2. Be flexible. Your hotel marketing and sales team can make a huge difference to your guest capture rate, but you’ll need to get their attention. Be as flexible (and friendly!) as possible and you’ll soon see results. Even if you barely cover your costs on some promotions, you’ll have got their attention – and their team will be happier to help you out in the future. Consider whether you can be flexible in terms of your process, the number of treatments that you offer and the type of treatments you offer. The more angles you can offer the sales and marketing team, the easier it will be for them to fit you into their editorial calendar.
3. Cultivate good relationships with key department heads. Being on good terms with the Director of Rooms, Director of Food & Beverage and the Director of Sales and Marketing is an essential aspect of your job. This is particularly important because spas in most hotels only generate between 1 and 5% of total hotel revenue. You therefore need to build a strong support network so that the spa is fully integrated into the hotel.

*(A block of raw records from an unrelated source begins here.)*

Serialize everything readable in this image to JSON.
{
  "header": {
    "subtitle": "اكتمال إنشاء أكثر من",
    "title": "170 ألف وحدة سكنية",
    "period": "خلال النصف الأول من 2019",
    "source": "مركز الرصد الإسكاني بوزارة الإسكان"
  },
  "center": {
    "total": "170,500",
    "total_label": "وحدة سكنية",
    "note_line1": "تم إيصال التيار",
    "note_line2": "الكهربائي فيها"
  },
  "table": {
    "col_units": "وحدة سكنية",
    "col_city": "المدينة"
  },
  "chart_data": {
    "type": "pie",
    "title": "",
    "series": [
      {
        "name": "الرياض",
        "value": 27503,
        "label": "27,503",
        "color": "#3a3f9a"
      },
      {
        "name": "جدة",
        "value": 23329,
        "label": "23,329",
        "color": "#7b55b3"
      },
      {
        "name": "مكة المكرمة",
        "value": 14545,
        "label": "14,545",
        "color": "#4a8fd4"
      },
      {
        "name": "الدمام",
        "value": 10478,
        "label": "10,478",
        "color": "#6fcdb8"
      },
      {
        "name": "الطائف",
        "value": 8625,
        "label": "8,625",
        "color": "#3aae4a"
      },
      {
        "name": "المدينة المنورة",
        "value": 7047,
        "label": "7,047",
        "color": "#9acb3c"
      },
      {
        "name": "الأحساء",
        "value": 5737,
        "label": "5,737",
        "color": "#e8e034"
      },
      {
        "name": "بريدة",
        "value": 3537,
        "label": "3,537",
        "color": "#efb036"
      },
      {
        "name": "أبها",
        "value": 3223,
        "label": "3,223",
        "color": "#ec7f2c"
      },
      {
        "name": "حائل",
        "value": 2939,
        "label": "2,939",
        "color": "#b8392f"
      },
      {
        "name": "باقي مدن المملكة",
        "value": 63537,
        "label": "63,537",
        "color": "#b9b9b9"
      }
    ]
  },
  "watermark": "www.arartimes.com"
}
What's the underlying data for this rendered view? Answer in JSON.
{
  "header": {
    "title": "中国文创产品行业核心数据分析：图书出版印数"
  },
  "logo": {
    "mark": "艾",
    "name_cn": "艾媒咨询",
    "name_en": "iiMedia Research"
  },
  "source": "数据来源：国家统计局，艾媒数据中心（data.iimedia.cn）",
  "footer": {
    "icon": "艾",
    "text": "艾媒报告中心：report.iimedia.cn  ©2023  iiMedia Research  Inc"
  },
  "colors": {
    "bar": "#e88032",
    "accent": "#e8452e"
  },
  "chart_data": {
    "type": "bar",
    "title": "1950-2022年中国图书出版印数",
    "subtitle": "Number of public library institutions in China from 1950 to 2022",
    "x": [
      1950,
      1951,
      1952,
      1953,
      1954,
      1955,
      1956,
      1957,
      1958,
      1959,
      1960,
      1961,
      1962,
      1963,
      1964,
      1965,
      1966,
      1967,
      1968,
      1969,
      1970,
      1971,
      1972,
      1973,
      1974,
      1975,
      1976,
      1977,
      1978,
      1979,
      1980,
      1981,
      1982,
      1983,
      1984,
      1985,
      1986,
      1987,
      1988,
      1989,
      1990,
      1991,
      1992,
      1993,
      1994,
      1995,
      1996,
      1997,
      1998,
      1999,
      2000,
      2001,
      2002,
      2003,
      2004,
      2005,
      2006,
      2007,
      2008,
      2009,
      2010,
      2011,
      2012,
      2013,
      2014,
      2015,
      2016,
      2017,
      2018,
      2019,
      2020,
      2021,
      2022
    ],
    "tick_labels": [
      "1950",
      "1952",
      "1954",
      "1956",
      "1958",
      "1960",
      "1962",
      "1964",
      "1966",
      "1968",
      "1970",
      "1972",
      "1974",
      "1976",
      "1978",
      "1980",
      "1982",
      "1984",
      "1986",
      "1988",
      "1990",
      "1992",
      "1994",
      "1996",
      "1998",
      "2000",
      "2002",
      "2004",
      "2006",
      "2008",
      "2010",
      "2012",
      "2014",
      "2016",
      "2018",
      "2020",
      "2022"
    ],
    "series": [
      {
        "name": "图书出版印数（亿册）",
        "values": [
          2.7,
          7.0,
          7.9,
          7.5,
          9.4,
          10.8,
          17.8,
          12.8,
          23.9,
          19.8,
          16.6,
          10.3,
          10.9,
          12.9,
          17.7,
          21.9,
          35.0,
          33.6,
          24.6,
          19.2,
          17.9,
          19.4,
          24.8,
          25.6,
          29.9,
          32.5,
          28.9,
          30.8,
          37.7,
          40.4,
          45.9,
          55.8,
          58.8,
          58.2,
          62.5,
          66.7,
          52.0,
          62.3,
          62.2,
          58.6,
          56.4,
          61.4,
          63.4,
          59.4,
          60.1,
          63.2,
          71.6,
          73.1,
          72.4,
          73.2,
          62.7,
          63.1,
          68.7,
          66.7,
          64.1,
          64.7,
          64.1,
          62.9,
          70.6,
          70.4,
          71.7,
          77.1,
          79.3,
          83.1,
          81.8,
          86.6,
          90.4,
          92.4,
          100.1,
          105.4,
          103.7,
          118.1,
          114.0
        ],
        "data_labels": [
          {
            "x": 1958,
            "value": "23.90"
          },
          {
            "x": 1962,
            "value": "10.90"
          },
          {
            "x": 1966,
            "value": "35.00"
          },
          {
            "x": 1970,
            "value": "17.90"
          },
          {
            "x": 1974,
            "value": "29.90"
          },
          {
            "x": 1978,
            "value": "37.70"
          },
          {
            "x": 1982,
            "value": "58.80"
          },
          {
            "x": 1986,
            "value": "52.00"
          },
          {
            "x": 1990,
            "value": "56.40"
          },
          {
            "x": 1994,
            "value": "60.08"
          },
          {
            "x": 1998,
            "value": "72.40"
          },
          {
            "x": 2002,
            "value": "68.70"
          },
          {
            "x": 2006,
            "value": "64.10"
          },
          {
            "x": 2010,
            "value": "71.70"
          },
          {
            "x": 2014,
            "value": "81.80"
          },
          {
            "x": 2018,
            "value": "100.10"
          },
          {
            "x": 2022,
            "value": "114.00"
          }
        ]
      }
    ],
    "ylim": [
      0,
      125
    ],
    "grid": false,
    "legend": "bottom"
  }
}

4. Be selective. Not all hotel guests will be the right target market for your spa. In order to meet REVPAR, ADR and RGI targets, your Director of Revenue and Distribution needs to be creative in the hotel’s pricing strategy. This sometimes calls for a change in client mix, which in turn might impact your spa business; not all hotel guests will be the top spenders for your spa. For example, targeting guests in superior rooms may be a more effective strategy than targeting all guests.
5. GM is king! Be on good terms with your general manager. Without the support of your hotel general manager, you’ll struggle to increase your hotel guest capture rate, no matter how hard you try or how many initiatives you take. Why? Because your hotel general manager is the ultimate person responsible for the proper functioning of the hotel. They also have the power of decision when it comes to allocating a training budget for your spa team, deciding on products for a new promotion, or encouraging other departments to assist you in promoting your spa. If they know what kind of support you need, they will be better equipped to give you the support you need.